Makes one lovely bundt cake
Preheat oven to 350°

Prepare a 10” bundt or tube pan (butter and lightly flour the pan, shaking off the excess flour). Alternately, you may coat the pan with a no-stick vegetable oil cooking spray (I won’t tell).

Have all ingredients at room temperature.

1 cup (225 g) light brown sugar
1/2 cup (112 g) unsalted butter
5 large eggs
1/2 cup (170 g) molasses
1 cup (250 ml) buttermilk
2 tsp orange zest
2 tsp vanilla
2 1/2 cups (338g) unbleached all-purpose flour
1 1/2 tsp baking powder
1 tsp baking soda
1-1/2 tsp cinnamon
1/2 tsp cloves
1/2 tsp allspice
1/4 tsp nutmeg (freshly grated is best)
1/4 tsp salt

Sift dry ingredients together and set aside.

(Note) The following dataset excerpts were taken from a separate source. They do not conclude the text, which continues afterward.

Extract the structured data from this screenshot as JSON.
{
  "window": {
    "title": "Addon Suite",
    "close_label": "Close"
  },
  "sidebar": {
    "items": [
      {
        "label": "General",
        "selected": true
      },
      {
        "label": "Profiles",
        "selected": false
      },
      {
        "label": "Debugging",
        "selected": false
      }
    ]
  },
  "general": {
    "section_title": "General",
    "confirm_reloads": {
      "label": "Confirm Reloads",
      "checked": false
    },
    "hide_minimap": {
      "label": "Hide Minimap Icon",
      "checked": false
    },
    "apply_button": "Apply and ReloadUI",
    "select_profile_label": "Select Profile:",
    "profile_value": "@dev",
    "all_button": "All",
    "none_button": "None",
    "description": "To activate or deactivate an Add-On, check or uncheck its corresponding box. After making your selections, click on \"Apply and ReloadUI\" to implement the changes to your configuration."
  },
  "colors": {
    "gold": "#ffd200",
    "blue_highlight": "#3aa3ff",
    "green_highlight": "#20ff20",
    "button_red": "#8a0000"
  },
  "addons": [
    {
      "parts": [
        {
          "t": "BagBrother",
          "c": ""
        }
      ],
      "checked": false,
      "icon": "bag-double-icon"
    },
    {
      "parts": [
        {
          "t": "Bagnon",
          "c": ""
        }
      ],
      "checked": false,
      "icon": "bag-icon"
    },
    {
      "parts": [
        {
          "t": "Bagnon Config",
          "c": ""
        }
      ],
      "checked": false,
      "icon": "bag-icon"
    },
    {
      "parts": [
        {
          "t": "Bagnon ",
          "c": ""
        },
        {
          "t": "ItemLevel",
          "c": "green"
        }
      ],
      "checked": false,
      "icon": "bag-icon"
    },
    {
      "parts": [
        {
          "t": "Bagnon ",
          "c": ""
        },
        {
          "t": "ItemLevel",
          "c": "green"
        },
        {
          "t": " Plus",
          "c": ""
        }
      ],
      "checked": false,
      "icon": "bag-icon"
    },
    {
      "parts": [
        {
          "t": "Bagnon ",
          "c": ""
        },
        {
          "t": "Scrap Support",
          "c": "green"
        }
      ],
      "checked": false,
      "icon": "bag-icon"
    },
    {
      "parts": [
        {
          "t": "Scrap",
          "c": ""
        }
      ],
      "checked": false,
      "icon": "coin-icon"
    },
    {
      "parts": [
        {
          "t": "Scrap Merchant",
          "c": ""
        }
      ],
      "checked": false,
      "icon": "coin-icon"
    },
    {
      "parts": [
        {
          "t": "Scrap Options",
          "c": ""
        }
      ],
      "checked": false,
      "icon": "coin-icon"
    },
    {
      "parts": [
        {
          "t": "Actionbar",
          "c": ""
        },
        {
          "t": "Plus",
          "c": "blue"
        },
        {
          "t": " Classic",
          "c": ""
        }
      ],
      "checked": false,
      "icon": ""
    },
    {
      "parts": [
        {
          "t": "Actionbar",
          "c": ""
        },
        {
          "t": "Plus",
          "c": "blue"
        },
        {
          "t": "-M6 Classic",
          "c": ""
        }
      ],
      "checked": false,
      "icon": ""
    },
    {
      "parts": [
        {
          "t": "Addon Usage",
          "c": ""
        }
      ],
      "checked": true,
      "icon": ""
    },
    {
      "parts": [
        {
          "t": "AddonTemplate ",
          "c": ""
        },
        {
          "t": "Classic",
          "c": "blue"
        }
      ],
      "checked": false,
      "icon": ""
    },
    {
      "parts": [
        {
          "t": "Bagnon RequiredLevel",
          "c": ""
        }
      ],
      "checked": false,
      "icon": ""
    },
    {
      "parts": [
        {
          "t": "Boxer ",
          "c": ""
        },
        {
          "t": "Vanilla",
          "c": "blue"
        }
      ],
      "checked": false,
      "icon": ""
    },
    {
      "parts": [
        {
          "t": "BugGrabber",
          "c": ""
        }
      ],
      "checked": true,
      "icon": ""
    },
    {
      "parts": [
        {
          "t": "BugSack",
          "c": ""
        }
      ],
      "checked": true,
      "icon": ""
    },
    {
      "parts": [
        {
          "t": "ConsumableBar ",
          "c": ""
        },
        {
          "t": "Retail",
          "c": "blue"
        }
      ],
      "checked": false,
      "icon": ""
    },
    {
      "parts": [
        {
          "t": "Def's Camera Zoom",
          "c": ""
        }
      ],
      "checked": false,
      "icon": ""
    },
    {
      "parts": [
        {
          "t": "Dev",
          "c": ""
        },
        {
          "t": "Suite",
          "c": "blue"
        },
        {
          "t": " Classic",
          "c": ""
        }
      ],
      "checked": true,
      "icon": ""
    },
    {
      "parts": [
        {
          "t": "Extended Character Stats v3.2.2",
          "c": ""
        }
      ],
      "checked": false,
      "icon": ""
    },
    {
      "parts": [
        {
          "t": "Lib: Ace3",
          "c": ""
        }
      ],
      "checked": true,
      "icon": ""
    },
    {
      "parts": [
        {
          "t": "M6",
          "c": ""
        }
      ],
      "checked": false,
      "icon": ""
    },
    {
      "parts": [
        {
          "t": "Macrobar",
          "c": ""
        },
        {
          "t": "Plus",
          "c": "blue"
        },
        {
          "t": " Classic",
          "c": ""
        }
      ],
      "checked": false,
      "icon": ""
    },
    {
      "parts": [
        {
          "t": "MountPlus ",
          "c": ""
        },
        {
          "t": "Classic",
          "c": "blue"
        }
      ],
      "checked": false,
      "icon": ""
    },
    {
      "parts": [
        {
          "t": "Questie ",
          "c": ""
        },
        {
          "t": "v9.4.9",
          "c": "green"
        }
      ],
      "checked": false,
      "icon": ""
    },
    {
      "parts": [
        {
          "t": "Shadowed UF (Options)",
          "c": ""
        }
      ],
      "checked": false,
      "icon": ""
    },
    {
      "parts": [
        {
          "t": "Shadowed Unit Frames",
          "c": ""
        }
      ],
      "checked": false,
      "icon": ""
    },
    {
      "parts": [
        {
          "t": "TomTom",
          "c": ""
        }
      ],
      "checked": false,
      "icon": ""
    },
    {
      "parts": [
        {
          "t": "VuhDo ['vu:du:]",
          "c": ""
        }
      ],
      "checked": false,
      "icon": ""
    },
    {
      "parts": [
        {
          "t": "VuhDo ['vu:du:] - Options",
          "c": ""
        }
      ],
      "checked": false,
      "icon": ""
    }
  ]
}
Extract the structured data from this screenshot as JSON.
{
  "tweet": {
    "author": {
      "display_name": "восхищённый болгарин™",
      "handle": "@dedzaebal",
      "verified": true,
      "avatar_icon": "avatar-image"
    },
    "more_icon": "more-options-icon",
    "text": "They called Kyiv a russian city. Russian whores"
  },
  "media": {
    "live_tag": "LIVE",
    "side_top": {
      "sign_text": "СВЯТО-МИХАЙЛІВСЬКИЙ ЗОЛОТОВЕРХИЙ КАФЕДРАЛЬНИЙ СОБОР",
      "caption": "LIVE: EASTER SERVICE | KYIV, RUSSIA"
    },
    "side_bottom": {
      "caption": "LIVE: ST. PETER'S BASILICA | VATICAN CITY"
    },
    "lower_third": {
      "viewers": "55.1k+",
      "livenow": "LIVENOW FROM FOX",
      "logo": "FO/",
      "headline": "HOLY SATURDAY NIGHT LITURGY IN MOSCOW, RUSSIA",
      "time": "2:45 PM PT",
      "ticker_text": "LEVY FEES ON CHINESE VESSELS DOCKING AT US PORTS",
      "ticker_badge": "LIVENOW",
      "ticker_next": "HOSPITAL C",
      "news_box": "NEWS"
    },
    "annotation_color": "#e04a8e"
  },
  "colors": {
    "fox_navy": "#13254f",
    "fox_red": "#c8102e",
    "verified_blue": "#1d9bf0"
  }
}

Combine buttermilk, vanilla and orange zest and set aside.

In the mixing bowl of an electric mixer fitted with a paddle, combine butter and sugar and beat well (the mixture will look like a grainy paste). Add eggs, one at a time, beating well after each addition. Scrape down bowl twice. With the mixer on low speed, add the molasses in a slow, steady stream.  Scrape down bowl again. Beat until well combined. The mixture will look a little soupy at this point.

Alternate adding the dry ingredients and buttermilk/vanilla/orange zest, beginning and ending with the dry ingredients.

Mix until just combined.
Pour the batter into the prepared bundt pan.

Bake for 40-45 minutes, or until cake bounces back when pressed lightly, and/or a cake tester comes out with a few moist crumbs attached.

Cool in the pan for 5 minutes, then unmold and finish cooling the cake on a wire rack.

To finish the cake, when cool dust lightly with powdered sugar. Serve slices with a dollop of freshly whipped cream. Garnish with an edible flower or a pretty, slim slice of orange or both!